In pattern recognition, Principal Component Analysis (PCA) serves as a fundamental technique for reducing input data dimensionality. The PCA algorithm requires two primary inputs: a data matrix and an option parameter. The data matrix is structured such that each row corresponds to an individual sample, while the option parameter determines the target dimensionality after reduction. From an implementation perspective, PCA treats each sample as a vector and computes its variance contribution within the dataset. Through eigenvalue decomposition of the covariance matrix, the algorithm identifies principal components by sorting eigenvalues in descending order.

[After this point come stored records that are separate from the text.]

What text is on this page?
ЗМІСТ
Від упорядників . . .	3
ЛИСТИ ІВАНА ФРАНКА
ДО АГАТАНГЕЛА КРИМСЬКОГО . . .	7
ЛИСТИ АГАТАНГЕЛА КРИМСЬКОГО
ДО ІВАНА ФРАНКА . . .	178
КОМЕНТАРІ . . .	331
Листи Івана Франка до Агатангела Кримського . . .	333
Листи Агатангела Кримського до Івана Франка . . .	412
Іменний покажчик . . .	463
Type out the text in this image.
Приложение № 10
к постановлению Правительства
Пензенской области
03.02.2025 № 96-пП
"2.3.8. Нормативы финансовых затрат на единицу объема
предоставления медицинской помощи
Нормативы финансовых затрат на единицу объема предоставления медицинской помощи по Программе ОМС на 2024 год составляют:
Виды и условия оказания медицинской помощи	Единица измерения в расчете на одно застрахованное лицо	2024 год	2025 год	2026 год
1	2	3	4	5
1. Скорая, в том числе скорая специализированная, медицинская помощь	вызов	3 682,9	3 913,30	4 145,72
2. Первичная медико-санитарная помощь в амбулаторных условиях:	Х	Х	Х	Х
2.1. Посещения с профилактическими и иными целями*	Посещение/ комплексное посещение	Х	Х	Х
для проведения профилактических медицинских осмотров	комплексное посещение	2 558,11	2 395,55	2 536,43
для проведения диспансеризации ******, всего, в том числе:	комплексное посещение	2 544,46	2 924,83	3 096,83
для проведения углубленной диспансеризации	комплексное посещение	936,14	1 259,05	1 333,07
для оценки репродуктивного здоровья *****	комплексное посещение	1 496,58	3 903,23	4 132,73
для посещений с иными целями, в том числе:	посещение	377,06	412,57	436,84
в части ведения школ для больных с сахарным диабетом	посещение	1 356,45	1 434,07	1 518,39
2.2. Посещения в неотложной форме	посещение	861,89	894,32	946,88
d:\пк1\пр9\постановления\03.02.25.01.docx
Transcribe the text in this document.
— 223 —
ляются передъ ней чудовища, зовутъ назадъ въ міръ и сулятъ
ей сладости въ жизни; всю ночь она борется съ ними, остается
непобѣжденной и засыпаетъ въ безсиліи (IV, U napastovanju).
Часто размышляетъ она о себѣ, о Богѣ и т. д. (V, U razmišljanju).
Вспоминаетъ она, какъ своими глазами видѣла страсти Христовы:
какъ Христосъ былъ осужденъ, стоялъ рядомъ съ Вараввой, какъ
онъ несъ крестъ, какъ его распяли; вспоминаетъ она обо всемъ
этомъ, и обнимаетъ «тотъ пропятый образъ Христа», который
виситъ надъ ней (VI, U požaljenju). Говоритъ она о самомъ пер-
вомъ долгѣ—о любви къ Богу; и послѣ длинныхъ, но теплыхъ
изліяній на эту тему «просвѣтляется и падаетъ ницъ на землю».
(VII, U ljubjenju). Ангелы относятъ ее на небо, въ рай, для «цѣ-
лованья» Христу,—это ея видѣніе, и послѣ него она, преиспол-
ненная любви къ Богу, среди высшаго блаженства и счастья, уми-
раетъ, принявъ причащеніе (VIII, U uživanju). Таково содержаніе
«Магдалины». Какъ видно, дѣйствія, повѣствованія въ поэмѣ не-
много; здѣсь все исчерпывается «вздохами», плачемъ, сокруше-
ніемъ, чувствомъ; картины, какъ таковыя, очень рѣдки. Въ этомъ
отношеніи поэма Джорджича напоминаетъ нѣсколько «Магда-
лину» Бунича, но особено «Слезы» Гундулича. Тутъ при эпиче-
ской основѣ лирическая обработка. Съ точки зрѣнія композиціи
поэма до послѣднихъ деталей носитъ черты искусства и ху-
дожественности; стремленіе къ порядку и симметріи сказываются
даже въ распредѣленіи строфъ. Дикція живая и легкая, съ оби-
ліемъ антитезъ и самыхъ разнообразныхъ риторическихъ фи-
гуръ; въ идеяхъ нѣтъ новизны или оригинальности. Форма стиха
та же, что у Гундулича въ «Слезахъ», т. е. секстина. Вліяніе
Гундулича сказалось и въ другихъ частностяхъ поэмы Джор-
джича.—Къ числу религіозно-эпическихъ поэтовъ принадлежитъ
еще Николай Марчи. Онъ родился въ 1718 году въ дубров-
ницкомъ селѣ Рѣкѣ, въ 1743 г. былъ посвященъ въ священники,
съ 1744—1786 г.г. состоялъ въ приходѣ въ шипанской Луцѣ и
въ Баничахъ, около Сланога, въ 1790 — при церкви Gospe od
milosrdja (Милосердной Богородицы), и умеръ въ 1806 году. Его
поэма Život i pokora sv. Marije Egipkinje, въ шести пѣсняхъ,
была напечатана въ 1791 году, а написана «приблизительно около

The option parameter typically specifies how many top principal components to retain, effectively determining the reduced dimensionality. The transformation process involves projecting original data onto a new coordinate system defined by the selected principal components. This not only reduces computational complexity but also enhances data interpretability by highlighting the most significant variance patterns. The key computational steps include: 1. Data standardization (zero-centering and optional scaling) 2. Covariance matrix calculation 3. Eigenvalue decomposition 4. Sorting eigenvectors by eigenvalues 5. Selecting top-k eigenvectors based on option parameter 6. Projecting data onto the new subspace Thus, PCA serves dual purposes: dimensionality reduction for efficiency and feature extraction for improved pattern recognition capabilities.